Step 4. Varying Parameter, Non-linear Estimation Given the data available from the first three steps, the latent demand is estimated using a “varying-parameter cross-sectionally pooled time series model”. Simply stated, the effect of income on latent demand is assumed to be constant across cities unless there is empirical evidence to suggest that this effect varies (i.e., the slope of the income effect is not necessarily same for all countries). This assumption applies across cities along the aggregate consumption function, but also over time (i.e., not all cities are perceived to have the same income growth prospects over time and this effect can vary from city to city as well). Another way of looking at this is to say that latent demand for commercial gravure printing is more likely to be similar across cities that have similar characteristics in terms of economic development (i.e., African cities will have similar latent demand structures controlling for the income variation across the pool of African cities).
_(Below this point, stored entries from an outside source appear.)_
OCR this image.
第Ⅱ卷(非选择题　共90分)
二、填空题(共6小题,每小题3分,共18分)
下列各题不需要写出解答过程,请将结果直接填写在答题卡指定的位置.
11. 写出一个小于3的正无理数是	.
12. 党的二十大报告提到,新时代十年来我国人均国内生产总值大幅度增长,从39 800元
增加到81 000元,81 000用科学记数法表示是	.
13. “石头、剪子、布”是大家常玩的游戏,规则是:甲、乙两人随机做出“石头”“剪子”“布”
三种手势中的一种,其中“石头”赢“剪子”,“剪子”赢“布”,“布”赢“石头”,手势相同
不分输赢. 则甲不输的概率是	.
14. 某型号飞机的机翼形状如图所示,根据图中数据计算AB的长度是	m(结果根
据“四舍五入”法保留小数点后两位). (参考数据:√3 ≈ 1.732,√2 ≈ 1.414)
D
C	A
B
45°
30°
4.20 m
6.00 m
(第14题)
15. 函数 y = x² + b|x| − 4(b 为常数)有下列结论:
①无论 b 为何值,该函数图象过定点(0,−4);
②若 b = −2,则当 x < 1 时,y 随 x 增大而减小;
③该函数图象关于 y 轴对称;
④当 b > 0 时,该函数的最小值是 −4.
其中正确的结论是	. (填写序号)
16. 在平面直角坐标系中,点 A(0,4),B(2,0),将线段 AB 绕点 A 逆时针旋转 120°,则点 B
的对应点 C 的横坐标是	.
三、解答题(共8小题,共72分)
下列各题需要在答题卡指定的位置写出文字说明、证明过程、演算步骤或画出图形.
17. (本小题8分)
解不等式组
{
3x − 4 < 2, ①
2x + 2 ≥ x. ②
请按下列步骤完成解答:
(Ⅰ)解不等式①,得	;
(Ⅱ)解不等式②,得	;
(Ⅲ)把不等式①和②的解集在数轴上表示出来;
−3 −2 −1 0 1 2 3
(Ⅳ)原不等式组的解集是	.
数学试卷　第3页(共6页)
This approach is useful across cities for which some notion of non-linearity exists in the aggregate consumption function. For some categories, however, the reader must realize that the numbers will reflect a city’s contribution to global latent demand and may never be realized in the form of local sales. For certain category combinations this will result in what at first glance will be odd results. For example, the latent demand for the category “space vehicles” will exist for cities in “Togo” even though they have no space program. The assumption is that if the economies in these countries did not exist, the world aggregate for these categories would be lower. The share attributed to these cities is based on a proportion of their income (however small) being used to consume the category in question (i.e., perhaps via resellers).
Step 5. Fixed-Parameter Linear Estimation Nonlinearities are assumed in cases where filtered data exist along the aggregate consumption function. Because the world consists of more than 2000 cities, there will always be those cities, especially toward the bottom of the consumption function, where non-linear estimation is simply not possible. For these cities, equilibrium latent demand is assumed to be perfectly parametric and not a function of wealth (i.e., a city’s stock of income), but a function of current income (a city’s flow of income). In the long run, if a city has no current income, the latent demand for commercial gravure printing is assumed to approach zero. The assumption is that wealth stocks fall rapidly to zero if flow income falls to zero (i.e., cities which earn low levels of income will not use their savings, in the long run, to demand commercial gravure printing). In a graphical sense, for low income cities, latent demand approaches zero in a parametric linear fashion with a zero-zero intercept. In this stage of the estimation procedure, low-income cities are assumed to have a latent demand proportional to their income, based on the city closest to it on the aggregate consumption function.
Step 6. Aggregation and Benchmarking Based on the models described above, latent demand figures are estimated for all cities of the world, including for the smallest economies. These are then aggregated to get world totals and regional totals. To make the numbers more meaningful, regional and global demand averages are presented. Figures are rounded, so minor inconsistencies may exist across tables.